Figure 7.

Amacrine cell survival in vitro. (A) Amacrine cells were purified and plated at different densities in serum-free medium. Cells were counted at 1, 2, or 3 DIV after adding calcein-AM and the nuclear dye DAPI. Survival was calculated as the percentage of cells that were calcein⁺ of the total number of calcein⁺ and DAPI⁺ cells. (N = 2; n > 150 for each condition. Error bars: SEM). (B, C) Acutely purified P8 amacrine cells were plated at low density in growth medium containing peptide trophic factors and forskolin, with and without pharmacologic inhibitors (see below).
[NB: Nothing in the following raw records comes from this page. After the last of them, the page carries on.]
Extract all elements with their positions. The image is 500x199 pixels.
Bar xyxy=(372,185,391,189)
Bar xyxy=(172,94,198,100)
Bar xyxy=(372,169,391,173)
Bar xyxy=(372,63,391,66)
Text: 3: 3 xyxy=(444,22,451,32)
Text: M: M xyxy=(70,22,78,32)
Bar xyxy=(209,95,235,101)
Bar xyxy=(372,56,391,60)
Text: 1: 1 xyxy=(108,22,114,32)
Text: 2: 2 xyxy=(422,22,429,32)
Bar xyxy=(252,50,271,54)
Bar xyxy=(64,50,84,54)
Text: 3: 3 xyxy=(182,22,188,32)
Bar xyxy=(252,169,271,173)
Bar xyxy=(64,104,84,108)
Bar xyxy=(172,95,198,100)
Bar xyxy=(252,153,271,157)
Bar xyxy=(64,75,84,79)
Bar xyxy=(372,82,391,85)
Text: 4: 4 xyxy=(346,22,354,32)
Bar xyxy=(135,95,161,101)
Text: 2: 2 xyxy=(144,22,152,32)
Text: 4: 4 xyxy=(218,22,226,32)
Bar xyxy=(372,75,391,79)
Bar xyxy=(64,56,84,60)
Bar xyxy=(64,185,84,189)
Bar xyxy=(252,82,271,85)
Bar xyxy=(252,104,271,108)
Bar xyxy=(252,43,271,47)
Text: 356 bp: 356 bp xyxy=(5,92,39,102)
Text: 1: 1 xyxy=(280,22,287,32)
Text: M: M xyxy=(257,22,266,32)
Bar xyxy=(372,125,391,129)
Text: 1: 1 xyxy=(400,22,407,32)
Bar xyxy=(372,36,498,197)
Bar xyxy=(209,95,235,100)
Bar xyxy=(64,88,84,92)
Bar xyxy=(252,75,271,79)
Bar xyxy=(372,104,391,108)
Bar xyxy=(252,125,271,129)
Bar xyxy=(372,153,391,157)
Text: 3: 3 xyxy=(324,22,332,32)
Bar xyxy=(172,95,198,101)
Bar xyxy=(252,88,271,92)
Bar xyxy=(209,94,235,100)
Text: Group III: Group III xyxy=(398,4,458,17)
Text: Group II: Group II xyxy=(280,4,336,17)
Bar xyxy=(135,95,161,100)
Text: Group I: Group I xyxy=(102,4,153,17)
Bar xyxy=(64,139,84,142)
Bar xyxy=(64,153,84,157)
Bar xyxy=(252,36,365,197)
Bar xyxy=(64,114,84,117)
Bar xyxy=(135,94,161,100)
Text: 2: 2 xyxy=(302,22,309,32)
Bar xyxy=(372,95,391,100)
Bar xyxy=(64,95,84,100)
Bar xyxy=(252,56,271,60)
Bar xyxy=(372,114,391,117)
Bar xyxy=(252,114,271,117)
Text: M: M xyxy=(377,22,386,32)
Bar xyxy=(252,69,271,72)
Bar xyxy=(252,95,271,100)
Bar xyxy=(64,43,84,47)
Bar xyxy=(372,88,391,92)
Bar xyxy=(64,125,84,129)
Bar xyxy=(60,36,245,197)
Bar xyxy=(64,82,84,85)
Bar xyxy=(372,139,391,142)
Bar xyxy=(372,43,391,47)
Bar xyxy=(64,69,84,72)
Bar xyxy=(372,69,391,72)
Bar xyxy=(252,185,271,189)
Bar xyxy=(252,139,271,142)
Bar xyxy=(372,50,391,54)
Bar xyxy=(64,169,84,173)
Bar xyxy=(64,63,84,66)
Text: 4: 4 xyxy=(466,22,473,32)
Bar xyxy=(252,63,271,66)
Survival was quantified at 3 DIV with calcein/PI (N > 3; n > 150 for each condition; ***P < 0.001, one-way ANOVA with the Tukey post hoc test; **P < 0.01, *P < 0.05, paired t-test. Error bars: SEM). (D, E) Amacrine cells were purified and incubated for 2 hours in growth medium with or without inhibitors as labeled, after which they were centrifuged and processed for protein extraction. Example Westerns are shown; graphs are the average of at least two experiments, normalized to NB Sato (*P < 0.05, **P < 0.005; unpaired t-test. Error bars: SEM). B, BDNF; C, CNTF; F, forskolin; I, insulin; NB, Neurobasal+penicillin/streptomycin; NB Sato, Neurobasal+Sato stock+pyruvate+penicillin/streptomycin; GM, growth medium; U0, U0126; K, K252a; LY, LY294002; A, AG490; D, DMSO; FS, full Sato.